The coefficient of determination or R-squared represents the proportion of the variance in the dependent variable which is explained by the linear regression model. When R² is high, it represents that the regression can capture much of variation in observed dependent variables. That’s why we can say the regression model performs well when R² is high.

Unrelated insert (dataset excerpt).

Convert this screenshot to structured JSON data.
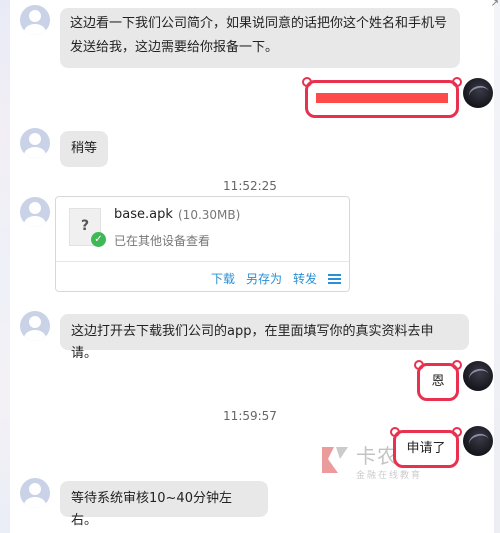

\(R^2 = 1- \frac {SSR}{SST}\)
It is a scale-free score i.e. irrespective of the values being small or large, the value of R square will be less than one. One misconception about regression analysis is that a low R-squared value is always a bad thing. For example, some data sets or fields of study have an inherently greater amount of unexplained variation. In this case, R-squared values are naturally going to be lower. Investigators can make useful conclusions about the data even with a low R-squared value.
\(R^2 = 1\)
All the variation in the y values is accounted for by the x values.

\(R^2=0.83\)
83 % of the variation in the y values is accounted for by the x values.

\(R^2=0\)
None of the variation in the y values is accounted for by the x values.

Adjusted R squared
\(R^2_{adj.} = 1 - (1-R^2)*\frac{n-1}{n-p-1}\)

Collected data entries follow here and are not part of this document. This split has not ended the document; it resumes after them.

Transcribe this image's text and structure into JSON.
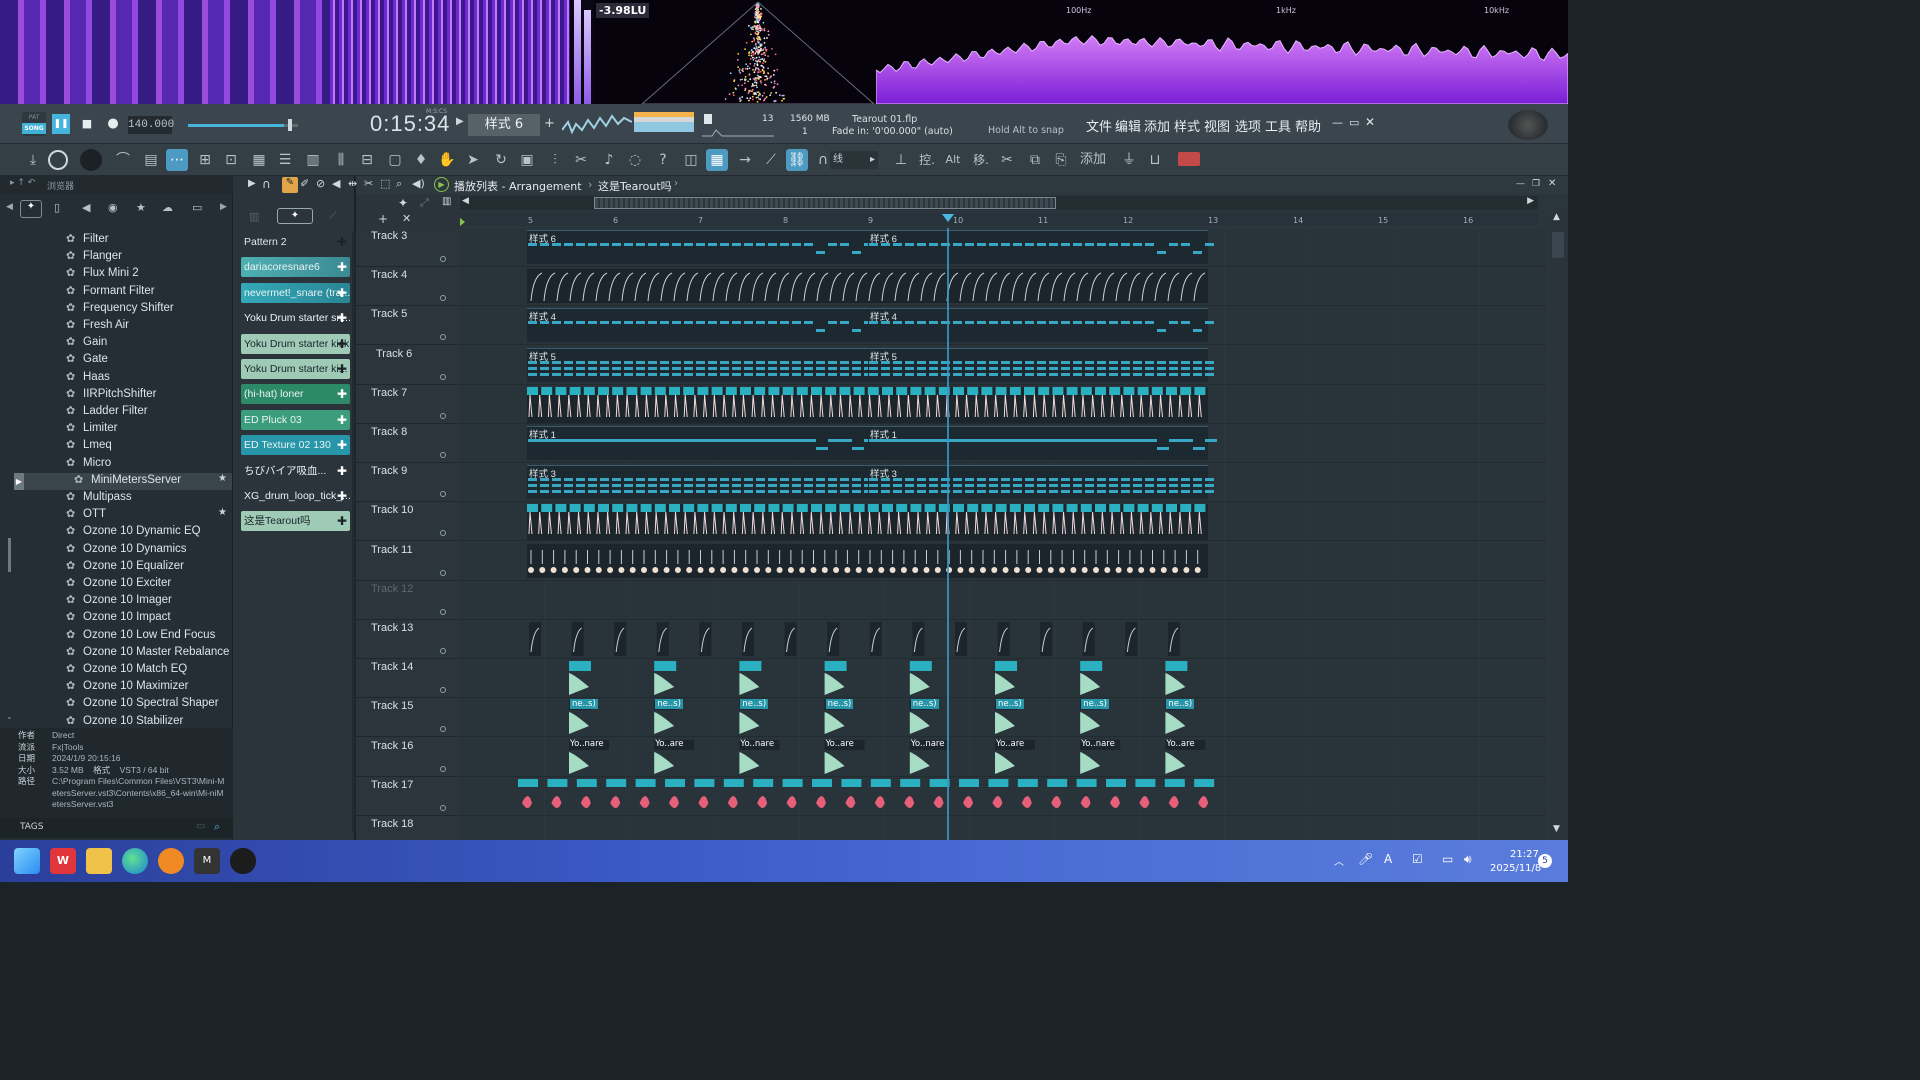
{
  "visualizer": {
    "loudness": "-3.98LU",
    "freq_labels": [
      "100Hz",
      "1kHz",
      "10kHz"
    ]
  },
  "transport": {
    "pat_label": "PAT",
    "song_label": "SONG",
    "tempo": "140.000",
    "time": "0:15:34",
    "time_unit": "M:S:CS",
    "pattern_selector": "样式 6",
    "cpu_value": "13",
    "memory": "1560 MB",
    "voices": "1",
    "project_file": "Tearout 01.flp",
    "hint": "Fade in: '0'00.000\" (auto)",
    "snap_hint": "Hold Alt to snap",
    "menu": [
      "文件",
      "编辑",
      "添加",
      "样式",
      "视图",
      "选项",
      "工具",
      "帮助"
    ]
  },
  "toolbar": {
    "snap_label": "线",
    "alt_label": "Alt",
    "move_label": "移.",
    "add_label": "添加",
    "ctrl_label": "控."
  },
  "browser": {
    "title": "浏览器",
    "items": [
      "Filter",
      "Flanger",
      "Flux Mini 2",
      "Formant Filter",
      "Frequency Shifter",
      "Fresh Air",
      "Gain",
      "Gate",
      "Haas",
      "IIRPitchShifter",
      "Ladder Filter",
      "Limiter",
      "Lmeq",
      "Micro",
      "MiniMetersServer",
      "Multipass",
      "OTT",
      "Ozone 10 Dynamic EQ",
      "Ozone 10 Dynamics",
      "Ozone 10 Equalizer",
      "Ozone 10 Exciter",
      "Ozone 10 Imager",
      "Ozone 10 Impact",
      "Ozone 10 Low End Focus",
      "Ozone 10 Master Rebalance",
      "Ozone 10 Match EQ",
      "Ozone 10 Maximizer",
      "Ozone 10 Spectral Shaper",
      "Ozone 10 Stabilizer"
    ],
    "selected": "MiniMetersServer",
    "info_keys": [
      "作者",
      "流派",
      "日期",
      "大小",
      "路径"
    ],
    "info_author": "Direct",
    "info_genre": "Fx|Tools",
    "info_date": "2024/1/9 20:15:16",
    "info_size": "3.52 MB",
    "info_format_key": "格式",
    "info_format": "VST3 / 64 bit",
    "info_path": "C:\\Program Files\\Common Files\\VST3\\Mini-MetersServer.vst3\\Contents\\x86_64-win\\Mi-niMetersServer.vst3",
    "tags_label": "TAGS"
  },
  "picker": {
    "items": [
      "Pattern 2",
      "dariacoresnare6",
      "nevermet!_snare (tra...",
      "Yoku Drum starter sn...",
      "Yoku Drum starter kick",
      "Yoku Drum starter ki...",
      "(hi-hat) loner",
      "ED Pluck 03",
      "ED Texture 02 130",
      "ちびバイア吸血...",
      "XG_drum_loop_tick_...",
      "这是Tearout吗"
    ]
  },
  "playlist": {
    "title": "播放列表 - Arrangement",
    "breadcrumb": "这是Tearout吗",
    "bars": [
      "5",
      "6",
      "7",
      "8",
      "9",
      "10",
      "11",
      "12",
      "13",
      "14",
      "15",
      "16"
    ],
    "tracks": [
      "Track 3",
      "Track 4",
      "Track 5",
      "Track 6",
      "Track 7",
      "Track 8",
      "Track 9",
      "Track 10",
      "Track 11",
      "Track 12",
      "Track 13",
      "Track 14",
      "Track 15",
      "Track 16",
      "Track 17",
      "Track 18"
    ],
    "clip_labels": {
      "t3": "样式 6",
      "t5": "样式 4",
      "t6": "样式 5",
      "t8": "样式 1",
      "t9": "样式 3",
      "t15": "ne..s)",
      "t16a": "Yo..nare",
      "t16b": "Yo..are"
    }
  },
  "taskbar": {
    "time": "21:27",
    "date": "2025/11/8",
    "notif_count": "5"
  },
  "colors": {
    "accent": "#38a7c4",
    "clip_teal": "#2fb3c9",
    "clip_green": "#8fd6b5",
    "clip_pink": "#e7607a",
    "playhead": "#3fa9d8"
  }
}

Adjusted R squared is a modified version of R square, and it is adjusted for the number of independent variables in the model, and it will always be less than or equal to R².In the formula below n is the number of observations in the data and k is the number of the independent variables in the data.
Cross-validated R2
Cross-validation is a resampling procedure used to evaluate machine learning models on a limited data sample. It is a popular method because it is simple to understand and because it generally results in a less biased or less optimistic estimate of the model skill than other methods, such as a simple train/test split.
The procedure has a single parameter called k that refers to the number of groups that a given data sample is to be split into. As such, the procedure is often called k-fold cross-validation. When a specific value for k is chosen, it may be used in place of k in the reference to the model, such as k=10 becoming 10-fold cross-validation.

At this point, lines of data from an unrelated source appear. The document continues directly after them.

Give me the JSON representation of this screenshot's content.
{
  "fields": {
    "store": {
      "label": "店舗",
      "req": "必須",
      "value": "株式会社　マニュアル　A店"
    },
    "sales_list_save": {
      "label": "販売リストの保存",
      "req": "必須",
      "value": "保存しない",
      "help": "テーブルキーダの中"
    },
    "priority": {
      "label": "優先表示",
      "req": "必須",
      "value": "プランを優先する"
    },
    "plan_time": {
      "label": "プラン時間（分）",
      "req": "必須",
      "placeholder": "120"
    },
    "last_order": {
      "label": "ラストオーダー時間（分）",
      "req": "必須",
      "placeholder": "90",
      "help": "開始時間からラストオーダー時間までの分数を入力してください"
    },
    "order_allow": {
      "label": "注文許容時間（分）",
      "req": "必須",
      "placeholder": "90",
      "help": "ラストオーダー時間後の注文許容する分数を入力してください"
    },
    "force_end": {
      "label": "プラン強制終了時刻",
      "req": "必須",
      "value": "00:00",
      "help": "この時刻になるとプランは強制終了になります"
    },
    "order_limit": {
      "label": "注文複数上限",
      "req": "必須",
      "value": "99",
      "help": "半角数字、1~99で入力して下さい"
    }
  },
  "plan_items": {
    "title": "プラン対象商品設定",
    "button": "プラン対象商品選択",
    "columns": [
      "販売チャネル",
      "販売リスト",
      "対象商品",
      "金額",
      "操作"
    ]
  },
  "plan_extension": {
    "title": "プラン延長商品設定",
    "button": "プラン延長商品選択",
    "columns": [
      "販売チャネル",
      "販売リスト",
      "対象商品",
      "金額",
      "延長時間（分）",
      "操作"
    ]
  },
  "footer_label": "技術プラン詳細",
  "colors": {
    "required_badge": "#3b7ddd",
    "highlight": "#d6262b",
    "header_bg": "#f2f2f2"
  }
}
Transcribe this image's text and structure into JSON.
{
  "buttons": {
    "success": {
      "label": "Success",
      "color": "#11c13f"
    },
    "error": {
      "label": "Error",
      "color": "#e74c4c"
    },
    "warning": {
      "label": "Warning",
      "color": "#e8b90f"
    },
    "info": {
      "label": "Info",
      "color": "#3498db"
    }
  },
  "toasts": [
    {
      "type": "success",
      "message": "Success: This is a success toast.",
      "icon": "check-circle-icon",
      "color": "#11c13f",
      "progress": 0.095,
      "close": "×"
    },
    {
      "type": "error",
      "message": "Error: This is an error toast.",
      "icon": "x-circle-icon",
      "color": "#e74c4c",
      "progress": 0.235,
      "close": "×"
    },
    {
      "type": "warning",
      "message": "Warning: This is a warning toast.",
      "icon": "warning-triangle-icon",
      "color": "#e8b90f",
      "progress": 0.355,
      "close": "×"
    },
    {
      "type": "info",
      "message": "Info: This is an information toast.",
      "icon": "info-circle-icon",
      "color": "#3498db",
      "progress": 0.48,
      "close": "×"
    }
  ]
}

Cross-validated R2 is a median value or R2 taken from cross-validation procedure.

Regression Evaluation Metrics - Conclusion
Both RMSE and R-Squared quantifies how well a linear regression model fits a dataset. When assessing how well a model fits a dataset, it’s useful to calculate both the RMSE and the R2 value because each metric tells us something different.
-
RMSE tells us the typical distance between the predicted value made by the regression model and the actual value.
-
R2 tells us how well the predictor variables can explain the variation in the response variable.
Adding more independent variables or predictors to a regression model tends to increase the R2 value, which tempts makers of the model to add even more variables. Adjusted R2 is used to determine how reliable the correlation is and how much it is determined by the addition of independent variables. It is always lower than the R2.